On April 24th, 1933, Mr. Richard D. Currier was president of 40 Rector Street Corporation, of Dana College, of Dorset Investment Company and of the New Jersey Law School and was the person who, on behalf of these several corporations, signed each of the offers leading to the merger. There was also an agreement whereby Mr. Currier was to be retained as treasurer of Dana College over a period of years at the compensation of $10,000 per year. Incidental to the merger there were contributions by Mr. Currier, his daughter, Mrs. Mason, and others to an endowment fund of Dana College, which fund, on the 1st of October, 1933, amounted to $78,000.

Without going into greater detail we express our thought that, except for the creation of this modest endowment fund, there seems to have been no difference in the functioning of the institutions after the merger from that which theretofore had existed when the law school and the business school were admittedly being operated for commercial gain. The equity of Dana College in the property was very slight, and while there was a provision in the merger agreement that if there should be a failure of Dana College its assets should be applied to similar educational purposes, the property was subject to the vast mortgage which, upon default, could, of course, be foreclosed and the equity of the college shut out. The law library continued in the ownership of the Dorset Company, and the law school was protected in perpetuating its existence against default or failure of the college.

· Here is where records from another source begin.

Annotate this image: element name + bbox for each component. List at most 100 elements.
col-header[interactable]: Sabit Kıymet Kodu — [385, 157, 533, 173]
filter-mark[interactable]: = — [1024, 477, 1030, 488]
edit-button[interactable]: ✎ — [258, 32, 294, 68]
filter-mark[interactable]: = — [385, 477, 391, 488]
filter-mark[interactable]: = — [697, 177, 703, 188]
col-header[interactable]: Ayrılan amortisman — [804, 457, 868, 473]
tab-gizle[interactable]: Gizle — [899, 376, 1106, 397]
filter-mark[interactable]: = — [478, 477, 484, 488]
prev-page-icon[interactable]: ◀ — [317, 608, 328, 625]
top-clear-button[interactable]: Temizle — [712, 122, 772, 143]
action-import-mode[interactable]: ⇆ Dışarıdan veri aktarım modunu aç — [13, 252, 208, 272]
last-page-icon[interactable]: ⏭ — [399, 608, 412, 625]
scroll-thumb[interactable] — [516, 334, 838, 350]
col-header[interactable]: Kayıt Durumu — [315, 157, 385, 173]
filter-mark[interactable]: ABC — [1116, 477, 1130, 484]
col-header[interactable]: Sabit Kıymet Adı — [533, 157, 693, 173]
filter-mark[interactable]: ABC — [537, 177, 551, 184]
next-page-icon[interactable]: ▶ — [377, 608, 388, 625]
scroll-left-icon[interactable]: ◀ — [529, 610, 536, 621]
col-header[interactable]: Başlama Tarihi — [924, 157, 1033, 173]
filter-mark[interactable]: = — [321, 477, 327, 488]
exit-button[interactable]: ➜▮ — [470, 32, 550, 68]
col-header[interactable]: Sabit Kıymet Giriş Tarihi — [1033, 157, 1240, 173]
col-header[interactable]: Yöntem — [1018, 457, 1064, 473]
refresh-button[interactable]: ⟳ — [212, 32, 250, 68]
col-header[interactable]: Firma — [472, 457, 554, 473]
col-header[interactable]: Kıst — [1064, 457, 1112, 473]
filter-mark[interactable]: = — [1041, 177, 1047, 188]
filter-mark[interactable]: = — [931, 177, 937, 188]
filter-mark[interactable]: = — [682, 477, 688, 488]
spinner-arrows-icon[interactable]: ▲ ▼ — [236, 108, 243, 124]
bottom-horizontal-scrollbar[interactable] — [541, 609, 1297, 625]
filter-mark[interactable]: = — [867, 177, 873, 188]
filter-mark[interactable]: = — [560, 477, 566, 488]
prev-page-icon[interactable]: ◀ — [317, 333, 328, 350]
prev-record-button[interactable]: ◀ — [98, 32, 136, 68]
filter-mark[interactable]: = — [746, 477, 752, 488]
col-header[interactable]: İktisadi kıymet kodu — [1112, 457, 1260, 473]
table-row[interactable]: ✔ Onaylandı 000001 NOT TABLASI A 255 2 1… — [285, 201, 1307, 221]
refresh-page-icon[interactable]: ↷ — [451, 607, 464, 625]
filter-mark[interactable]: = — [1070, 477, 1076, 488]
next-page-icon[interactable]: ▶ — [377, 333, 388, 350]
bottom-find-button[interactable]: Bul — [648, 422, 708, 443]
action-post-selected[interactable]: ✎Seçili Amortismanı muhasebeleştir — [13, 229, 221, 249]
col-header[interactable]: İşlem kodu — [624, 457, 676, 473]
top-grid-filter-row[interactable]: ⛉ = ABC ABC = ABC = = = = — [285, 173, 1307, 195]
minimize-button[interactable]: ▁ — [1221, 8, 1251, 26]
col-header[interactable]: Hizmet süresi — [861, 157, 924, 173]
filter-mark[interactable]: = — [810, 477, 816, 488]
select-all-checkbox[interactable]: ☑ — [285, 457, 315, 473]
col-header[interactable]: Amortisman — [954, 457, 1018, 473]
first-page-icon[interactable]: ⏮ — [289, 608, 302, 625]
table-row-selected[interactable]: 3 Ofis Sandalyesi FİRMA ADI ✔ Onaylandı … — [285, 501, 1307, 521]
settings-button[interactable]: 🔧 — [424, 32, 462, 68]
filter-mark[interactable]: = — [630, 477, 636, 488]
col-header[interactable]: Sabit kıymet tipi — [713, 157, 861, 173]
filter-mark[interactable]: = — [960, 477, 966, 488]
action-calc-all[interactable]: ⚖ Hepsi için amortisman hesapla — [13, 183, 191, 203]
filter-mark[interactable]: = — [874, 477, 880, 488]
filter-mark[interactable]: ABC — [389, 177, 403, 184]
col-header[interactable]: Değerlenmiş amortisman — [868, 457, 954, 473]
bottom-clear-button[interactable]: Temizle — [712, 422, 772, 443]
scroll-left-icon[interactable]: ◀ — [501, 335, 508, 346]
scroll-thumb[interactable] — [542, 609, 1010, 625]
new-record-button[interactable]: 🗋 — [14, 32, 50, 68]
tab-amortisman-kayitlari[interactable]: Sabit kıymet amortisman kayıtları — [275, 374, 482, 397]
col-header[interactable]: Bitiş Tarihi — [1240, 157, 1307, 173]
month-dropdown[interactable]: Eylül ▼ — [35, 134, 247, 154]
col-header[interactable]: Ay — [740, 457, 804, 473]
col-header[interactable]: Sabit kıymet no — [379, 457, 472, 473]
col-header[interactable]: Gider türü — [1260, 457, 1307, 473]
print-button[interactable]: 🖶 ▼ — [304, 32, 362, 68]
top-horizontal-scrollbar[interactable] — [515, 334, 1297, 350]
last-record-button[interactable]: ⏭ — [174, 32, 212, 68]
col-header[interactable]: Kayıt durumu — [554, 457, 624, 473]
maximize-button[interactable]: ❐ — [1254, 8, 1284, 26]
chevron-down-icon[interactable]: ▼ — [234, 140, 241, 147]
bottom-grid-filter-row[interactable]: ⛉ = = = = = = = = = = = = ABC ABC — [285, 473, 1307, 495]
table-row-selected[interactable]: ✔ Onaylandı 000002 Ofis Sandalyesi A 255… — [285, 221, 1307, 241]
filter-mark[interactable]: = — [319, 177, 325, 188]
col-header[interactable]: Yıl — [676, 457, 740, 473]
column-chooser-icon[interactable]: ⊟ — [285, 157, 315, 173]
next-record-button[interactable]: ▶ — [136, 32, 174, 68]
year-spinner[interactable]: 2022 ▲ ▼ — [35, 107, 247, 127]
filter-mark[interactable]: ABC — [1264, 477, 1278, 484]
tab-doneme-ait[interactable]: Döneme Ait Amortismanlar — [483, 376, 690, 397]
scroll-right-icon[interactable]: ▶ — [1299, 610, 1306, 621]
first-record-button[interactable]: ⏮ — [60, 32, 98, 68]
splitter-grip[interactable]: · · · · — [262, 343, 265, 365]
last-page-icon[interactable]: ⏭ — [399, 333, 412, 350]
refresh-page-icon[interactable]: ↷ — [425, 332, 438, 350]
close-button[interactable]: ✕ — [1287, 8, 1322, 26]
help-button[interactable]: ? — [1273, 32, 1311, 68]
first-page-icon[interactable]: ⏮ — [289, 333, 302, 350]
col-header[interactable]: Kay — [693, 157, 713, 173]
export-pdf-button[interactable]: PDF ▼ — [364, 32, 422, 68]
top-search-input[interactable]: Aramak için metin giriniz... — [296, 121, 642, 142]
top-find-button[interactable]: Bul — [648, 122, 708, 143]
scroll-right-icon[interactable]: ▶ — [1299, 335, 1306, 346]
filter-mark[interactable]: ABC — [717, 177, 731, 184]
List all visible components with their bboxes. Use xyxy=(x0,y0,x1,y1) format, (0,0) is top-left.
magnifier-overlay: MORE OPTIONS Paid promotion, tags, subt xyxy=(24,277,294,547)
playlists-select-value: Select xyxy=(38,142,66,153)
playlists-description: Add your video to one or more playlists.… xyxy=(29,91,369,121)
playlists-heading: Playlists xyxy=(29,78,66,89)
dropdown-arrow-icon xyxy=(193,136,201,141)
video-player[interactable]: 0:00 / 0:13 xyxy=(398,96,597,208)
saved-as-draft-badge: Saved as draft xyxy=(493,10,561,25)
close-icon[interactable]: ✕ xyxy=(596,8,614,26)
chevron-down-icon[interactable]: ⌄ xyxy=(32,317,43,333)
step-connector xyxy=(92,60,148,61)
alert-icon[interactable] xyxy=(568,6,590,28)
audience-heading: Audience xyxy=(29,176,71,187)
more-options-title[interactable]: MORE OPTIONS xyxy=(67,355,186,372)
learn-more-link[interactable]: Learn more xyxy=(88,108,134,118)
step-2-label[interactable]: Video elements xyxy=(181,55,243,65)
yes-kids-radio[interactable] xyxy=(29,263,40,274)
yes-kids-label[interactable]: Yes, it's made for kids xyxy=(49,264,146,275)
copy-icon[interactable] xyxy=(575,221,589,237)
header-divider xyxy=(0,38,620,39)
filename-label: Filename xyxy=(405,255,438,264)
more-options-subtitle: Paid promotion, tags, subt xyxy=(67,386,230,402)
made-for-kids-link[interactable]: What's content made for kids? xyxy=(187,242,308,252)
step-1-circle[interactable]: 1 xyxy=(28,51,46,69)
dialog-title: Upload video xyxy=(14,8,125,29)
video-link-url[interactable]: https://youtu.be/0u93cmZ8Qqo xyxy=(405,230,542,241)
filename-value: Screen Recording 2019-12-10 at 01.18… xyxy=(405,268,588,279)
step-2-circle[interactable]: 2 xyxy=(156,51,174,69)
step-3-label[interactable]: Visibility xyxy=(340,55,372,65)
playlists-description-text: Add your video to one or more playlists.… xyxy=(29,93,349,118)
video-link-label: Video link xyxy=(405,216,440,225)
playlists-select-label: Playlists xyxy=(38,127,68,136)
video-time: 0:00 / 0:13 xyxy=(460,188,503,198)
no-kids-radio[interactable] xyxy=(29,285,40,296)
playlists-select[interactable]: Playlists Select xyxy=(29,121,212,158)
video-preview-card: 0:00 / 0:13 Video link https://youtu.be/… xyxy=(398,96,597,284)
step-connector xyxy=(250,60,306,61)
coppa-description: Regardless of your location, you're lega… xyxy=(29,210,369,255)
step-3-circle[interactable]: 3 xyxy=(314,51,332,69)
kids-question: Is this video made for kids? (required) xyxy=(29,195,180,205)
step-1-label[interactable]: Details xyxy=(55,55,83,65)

The fact of incorporation under the non-pecuniary act is not conclusive proof that the corporation is a charitable institution. The facts of each case determine the character of the corporation. Town of Montclair v. State Board of Equalization of Taxes, 86 N. J. L. 497; 92 Atl. Rep. 270. So it was for the prosecutor to demonstrate that on October 1st, 1933, *311not at some later date, it was entitled to the exemption. It is a question of fact. The assessing authorities and the two appellate taxing bodies determined that question in the negative. We are inclined to think that the college had not sufficiently emerged from its chrysalid state for us, on the printed book, to say that the state board of taxation was wrong in its conclusions. The property, the law school, the business school and the college were being operated precisely as theretofore. The former owner of the real estate held a mortgage, in the full amount of the sale price save only a pittance, rental was being paid for the property in use but not bought, those who had made conveyances were fully protected against default, compensation for services was being paid then as theretofore, and the proceeds of the enterprise were dedicated, so far as necessary, to those requirements. There was no lessening of the charge to students and no broadening of the charitable function. We are of the mind that on the facts in proof bearing upon the first day of October, 1933, the finding of the state board of taxation should not be reversed.

The writ will be dismissed, without costs.